Suppose that you would like to make a human protein in bacteria. You clone a fragment of genomic DNA that contains the human gene into a plasmid, transform the plasmid into the bacteria, and isolate colonies containing the recombinant plasmid.

Which of the following results would you expect from this experiment?

Select all that apply.

Select all that apply.

The bacteria could produce a normal, functioning human protein. The bacteria could produce no human protein. The bacteria could produce a much longer protein with an incorrect amino acid sequence. The bacteria could produce a truncated, nonfunctional human protein.

Explanation / Answer

Bacteria are prokaryotes and humans are eukaryotes. There exists much difference between prokaryote and eukaryote genes. ONe such difference is the presence of introns in eukaryote genes. Introns are sequences that are not included in the mature mRNA that is translated into a protein. Eukaryote cells have machinery to splice/remove the introns; whereas prokaryotes lack the same. Moreover, the promotors of eukaryotes may not efficiently recognized by enzymes of prokaryotes.

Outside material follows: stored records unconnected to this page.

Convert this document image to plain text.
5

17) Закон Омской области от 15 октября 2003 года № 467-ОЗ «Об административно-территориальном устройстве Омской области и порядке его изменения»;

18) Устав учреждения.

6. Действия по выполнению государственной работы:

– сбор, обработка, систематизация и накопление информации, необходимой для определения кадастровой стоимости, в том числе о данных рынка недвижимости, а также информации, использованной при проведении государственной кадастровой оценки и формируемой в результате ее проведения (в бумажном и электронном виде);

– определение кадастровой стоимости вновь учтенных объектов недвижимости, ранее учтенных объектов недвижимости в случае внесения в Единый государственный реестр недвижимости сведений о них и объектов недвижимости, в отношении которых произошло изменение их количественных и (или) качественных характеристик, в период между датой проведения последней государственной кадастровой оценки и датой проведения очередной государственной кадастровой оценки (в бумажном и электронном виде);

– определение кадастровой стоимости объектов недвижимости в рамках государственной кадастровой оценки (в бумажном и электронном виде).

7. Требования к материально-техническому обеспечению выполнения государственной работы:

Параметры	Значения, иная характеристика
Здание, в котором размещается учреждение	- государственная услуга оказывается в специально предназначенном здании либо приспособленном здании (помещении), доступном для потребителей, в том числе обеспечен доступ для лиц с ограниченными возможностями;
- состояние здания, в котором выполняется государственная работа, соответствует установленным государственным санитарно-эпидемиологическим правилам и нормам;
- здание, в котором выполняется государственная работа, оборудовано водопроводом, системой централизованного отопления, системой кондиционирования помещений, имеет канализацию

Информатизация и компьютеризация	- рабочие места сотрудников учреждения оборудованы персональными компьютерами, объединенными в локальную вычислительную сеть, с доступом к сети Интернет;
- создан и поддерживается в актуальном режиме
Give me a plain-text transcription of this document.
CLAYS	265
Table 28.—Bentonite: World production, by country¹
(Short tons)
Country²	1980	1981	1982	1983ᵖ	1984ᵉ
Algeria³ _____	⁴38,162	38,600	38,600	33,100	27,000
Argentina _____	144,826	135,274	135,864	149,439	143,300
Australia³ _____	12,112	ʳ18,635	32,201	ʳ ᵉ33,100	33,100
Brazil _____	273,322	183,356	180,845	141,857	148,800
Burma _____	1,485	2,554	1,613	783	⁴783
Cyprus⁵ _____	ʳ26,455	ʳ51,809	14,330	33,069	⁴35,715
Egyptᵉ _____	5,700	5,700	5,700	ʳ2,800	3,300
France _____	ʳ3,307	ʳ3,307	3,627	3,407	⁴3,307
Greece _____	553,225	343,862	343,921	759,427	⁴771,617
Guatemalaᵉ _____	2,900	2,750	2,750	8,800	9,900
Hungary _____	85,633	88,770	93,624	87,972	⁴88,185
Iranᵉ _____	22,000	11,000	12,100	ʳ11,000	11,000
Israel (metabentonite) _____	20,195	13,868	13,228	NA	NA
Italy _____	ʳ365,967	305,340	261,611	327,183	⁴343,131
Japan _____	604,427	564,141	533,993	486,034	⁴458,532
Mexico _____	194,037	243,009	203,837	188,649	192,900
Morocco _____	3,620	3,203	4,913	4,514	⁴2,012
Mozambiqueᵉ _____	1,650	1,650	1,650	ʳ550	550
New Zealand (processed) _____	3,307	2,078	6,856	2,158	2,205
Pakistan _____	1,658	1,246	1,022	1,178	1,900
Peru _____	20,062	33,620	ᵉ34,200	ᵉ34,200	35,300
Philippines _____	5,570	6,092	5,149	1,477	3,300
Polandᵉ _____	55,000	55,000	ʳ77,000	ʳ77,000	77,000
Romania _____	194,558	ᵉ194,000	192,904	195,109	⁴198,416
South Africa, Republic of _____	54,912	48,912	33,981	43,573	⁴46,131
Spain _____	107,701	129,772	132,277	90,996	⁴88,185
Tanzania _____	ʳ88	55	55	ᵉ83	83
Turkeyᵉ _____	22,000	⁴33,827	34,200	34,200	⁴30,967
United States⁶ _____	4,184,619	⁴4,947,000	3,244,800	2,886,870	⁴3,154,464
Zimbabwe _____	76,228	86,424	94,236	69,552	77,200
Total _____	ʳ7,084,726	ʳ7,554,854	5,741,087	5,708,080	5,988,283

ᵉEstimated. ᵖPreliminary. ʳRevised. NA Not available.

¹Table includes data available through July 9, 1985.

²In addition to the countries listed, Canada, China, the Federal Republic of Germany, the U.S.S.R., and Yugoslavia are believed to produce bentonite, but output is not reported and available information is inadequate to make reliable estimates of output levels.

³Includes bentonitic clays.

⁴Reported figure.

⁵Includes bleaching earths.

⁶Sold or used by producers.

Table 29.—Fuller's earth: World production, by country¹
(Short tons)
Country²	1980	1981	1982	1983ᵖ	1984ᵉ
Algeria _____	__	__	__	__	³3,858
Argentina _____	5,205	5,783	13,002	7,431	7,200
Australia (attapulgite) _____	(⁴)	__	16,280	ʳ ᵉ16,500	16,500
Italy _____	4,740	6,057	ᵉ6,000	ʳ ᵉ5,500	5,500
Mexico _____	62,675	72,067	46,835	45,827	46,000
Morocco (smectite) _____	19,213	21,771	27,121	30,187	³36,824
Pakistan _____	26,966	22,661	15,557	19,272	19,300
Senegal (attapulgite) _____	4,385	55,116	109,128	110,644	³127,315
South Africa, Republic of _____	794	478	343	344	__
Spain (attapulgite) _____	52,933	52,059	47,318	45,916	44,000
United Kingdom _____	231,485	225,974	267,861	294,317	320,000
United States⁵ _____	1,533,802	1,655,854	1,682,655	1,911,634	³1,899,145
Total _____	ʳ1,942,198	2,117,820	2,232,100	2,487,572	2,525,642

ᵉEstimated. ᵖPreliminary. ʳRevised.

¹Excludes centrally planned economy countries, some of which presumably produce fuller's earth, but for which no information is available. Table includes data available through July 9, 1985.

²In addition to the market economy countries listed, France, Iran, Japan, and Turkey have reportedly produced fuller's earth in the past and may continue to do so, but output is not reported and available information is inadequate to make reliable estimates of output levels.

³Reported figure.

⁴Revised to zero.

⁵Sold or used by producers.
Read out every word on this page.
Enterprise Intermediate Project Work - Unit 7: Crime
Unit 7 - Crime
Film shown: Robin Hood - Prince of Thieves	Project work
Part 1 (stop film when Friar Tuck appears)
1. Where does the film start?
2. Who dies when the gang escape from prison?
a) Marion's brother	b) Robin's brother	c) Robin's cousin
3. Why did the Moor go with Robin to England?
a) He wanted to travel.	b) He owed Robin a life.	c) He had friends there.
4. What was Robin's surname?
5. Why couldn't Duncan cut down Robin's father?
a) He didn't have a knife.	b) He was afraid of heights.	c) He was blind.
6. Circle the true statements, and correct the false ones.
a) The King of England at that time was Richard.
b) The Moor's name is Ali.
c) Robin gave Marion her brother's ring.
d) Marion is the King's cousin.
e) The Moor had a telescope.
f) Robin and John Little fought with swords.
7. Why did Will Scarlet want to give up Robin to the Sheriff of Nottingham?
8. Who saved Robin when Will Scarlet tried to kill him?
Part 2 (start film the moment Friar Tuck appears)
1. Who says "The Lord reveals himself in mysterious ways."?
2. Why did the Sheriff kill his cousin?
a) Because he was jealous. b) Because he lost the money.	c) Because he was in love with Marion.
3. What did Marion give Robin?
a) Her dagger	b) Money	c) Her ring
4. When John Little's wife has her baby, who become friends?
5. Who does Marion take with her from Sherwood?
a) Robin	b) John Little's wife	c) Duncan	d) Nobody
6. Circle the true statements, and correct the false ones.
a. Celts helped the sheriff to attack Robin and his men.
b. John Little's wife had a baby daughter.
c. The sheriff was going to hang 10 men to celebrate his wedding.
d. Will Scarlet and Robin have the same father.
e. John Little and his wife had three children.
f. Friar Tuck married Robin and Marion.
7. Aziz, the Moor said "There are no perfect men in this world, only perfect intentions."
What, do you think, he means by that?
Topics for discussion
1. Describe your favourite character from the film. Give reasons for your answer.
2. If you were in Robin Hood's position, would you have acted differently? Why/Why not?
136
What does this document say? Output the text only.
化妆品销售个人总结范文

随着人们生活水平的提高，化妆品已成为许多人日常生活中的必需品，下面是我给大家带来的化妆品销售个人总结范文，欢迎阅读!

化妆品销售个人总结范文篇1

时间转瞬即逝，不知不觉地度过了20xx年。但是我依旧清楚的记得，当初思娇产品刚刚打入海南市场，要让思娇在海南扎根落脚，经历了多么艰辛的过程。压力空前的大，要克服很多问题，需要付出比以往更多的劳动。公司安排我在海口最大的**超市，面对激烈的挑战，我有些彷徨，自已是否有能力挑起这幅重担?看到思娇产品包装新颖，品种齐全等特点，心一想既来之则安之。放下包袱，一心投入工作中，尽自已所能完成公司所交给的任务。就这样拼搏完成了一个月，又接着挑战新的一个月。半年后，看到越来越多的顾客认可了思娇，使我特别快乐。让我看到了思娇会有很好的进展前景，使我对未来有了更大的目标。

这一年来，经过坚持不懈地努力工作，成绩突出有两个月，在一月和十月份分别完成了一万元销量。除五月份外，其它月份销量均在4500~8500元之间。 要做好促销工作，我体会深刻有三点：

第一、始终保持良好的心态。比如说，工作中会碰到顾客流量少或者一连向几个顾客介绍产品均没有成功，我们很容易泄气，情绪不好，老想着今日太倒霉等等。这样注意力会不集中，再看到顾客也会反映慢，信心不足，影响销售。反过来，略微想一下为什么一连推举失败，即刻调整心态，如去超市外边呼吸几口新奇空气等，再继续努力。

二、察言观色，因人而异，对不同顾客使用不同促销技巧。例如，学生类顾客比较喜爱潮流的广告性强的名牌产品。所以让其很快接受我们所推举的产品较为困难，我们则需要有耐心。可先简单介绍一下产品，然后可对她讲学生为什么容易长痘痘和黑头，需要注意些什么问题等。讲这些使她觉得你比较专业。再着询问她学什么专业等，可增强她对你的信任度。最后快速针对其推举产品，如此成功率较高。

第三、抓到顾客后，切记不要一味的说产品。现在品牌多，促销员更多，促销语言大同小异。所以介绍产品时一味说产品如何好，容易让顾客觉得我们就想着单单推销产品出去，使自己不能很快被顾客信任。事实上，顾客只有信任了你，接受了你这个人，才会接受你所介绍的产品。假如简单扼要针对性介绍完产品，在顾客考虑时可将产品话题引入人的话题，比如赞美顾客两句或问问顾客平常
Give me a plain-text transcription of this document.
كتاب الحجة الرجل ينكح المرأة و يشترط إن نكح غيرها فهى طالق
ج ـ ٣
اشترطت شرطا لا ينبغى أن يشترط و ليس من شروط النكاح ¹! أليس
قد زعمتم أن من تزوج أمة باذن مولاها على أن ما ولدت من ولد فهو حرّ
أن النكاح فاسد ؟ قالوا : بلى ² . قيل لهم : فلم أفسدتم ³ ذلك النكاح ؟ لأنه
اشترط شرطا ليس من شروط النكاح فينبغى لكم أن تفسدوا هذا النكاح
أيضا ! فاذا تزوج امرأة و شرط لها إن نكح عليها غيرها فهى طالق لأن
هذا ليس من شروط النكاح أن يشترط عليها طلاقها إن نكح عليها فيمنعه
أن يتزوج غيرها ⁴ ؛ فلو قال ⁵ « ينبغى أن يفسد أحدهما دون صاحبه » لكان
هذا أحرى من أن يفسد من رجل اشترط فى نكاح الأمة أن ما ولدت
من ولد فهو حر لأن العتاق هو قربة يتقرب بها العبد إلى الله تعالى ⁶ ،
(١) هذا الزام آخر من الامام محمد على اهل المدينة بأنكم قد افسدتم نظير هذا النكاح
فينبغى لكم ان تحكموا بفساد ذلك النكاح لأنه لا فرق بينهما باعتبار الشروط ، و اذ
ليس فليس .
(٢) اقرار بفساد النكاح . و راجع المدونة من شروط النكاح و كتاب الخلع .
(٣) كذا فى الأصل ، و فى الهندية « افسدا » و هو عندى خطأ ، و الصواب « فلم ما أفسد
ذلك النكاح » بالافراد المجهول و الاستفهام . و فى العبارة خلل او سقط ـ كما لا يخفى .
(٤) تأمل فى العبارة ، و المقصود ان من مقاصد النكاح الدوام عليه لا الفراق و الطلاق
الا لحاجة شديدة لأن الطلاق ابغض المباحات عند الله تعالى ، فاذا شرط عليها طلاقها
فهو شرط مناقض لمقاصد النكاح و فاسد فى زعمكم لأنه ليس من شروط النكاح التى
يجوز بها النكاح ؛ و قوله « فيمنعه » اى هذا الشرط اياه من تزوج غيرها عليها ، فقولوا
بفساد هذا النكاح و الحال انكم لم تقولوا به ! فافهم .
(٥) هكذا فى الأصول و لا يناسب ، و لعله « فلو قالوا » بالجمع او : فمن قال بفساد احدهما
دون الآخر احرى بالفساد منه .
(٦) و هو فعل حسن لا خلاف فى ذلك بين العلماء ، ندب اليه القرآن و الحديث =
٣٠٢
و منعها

Therefore, the bacteria could produce no human protein.

The bacteria could produce a human protein only when the introns are removed. To achieve this, cDNA is to be prepared from mRNA and is to be cloned into a plasmid. Genomic DNA isolated directly from cellular genome of eukaryotes cannot be transcribed/translated in bacteria, unless the bacteria is modified to have splicing machinary in it.